I’m a big believer in having fun with food, but most people take their diet much too seriously. They follow strict and arbitrary diet rules. They calculate nutrients. They anguish over finding the perfect diet. “Is it paleo? Or is it gluten-free? Or maybe I should just cut carbs. I did lose 15 lbs on South Beach, nevermind that I gained back 20.” Even those who’ve got eating healthy all figured out are stressing about having the time to cook! With all that pressure, it’s easy to loose the fun in cooking (and eating!).
If the only use for chia seeds you’re aware of is their ability to make a ceramic pig grow “hair,” then you might be wondering why someone would want to eat it. Chia seeds are a staple food in many South American diets and have been for centuries. Recent research has shown chia seeds are a nutrition powerhouse, which has fueled their recent popularity.
Omega 3 fats
Just two tablespoons of chia seeds contains 5 grams of omega 3 fats, the same amount as an equal serving of flaxseed. Chia seeds are more digestible than flaxseed, so the omega 3 may be more bioavailable.
Chia is incredibly high in fiber, in fact one ounce contains 10 grams. About 25% is soluble fiber, the type that lowers cholesterol and slows digestion, while the rest is insoluble, the type that keeps you regular.
Chia seeds are a good source of bone building nutrients including phosphorus, manganese and calcium. Two tablespoons contain 18% recommended daily intake of calcium and about 30% your daily needs of phosphorus and manganese.

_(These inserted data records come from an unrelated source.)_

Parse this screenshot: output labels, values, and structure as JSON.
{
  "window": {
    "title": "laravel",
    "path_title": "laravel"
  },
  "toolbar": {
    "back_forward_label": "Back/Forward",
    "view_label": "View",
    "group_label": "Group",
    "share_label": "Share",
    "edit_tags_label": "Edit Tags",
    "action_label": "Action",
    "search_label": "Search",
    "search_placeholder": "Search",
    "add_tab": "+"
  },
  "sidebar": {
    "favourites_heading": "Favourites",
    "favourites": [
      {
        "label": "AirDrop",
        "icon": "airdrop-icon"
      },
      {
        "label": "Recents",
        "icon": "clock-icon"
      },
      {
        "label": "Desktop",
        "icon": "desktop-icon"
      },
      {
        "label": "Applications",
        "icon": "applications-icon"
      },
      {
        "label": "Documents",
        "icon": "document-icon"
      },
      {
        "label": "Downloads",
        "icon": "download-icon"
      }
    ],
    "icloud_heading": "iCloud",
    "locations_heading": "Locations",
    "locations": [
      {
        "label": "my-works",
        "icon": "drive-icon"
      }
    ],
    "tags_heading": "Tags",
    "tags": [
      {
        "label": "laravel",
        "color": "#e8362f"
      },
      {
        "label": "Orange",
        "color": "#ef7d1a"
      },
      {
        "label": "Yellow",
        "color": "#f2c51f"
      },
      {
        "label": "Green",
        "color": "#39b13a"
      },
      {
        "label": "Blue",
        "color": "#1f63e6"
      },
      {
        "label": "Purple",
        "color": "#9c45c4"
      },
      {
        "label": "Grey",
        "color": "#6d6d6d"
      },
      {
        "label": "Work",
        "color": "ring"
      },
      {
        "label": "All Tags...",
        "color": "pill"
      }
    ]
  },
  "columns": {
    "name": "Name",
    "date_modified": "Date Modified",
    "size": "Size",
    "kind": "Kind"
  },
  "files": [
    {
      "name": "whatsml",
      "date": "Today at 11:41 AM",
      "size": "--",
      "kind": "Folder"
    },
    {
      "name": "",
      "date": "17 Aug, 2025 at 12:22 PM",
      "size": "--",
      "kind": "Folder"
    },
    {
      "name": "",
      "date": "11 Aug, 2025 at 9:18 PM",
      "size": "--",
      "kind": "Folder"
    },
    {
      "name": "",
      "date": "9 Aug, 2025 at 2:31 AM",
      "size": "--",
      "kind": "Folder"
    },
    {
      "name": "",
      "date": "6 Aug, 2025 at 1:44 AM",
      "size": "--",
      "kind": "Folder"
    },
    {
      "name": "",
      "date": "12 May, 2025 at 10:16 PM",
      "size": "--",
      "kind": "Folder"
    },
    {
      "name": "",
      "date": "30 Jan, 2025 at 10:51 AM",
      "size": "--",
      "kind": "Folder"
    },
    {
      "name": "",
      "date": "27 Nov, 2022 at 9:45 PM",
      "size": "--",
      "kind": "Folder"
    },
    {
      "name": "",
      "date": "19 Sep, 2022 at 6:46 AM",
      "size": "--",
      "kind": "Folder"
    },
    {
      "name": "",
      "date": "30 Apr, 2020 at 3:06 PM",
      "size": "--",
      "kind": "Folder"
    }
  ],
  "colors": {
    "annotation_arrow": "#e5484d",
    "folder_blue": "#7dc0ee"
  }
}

Because of these compounds, researchers are looking at chia’s ability to prevent and treat chronic disease. They hypothesize that because soluble fiber slows gastric emptying into the small intestine, chia will help promote weight loss and help regulate blood glucose. Rat studies have shown benefit, but the limited human studies have had scattered results, possibly because chia was given as a supplement, rather than as a food.
- ¼ cup chia seeds
- 1 cup unsweetened almond or coconut milk
- 1 banana, chopped
- ½ teaspoon vanilla extract
- 2 pinches cinnamon
- Mix and match toppings:
- wheat germ
- chopped unsweetened dried fruit
- pure maple syrup
- unsweetened shredded coconut
- crystallized ginger
- dark cocoa powder
- Mash the banana in a medium bowl. Mix in the chia seeds and milk, then the cinnamon and vanilla extract. Place in the refrigerator overnight to thicken.
- In the morning, top with your choice of toppings. My favorites: all-fruit strawberry jam and almonds and shredded coconut with crystallized ginger.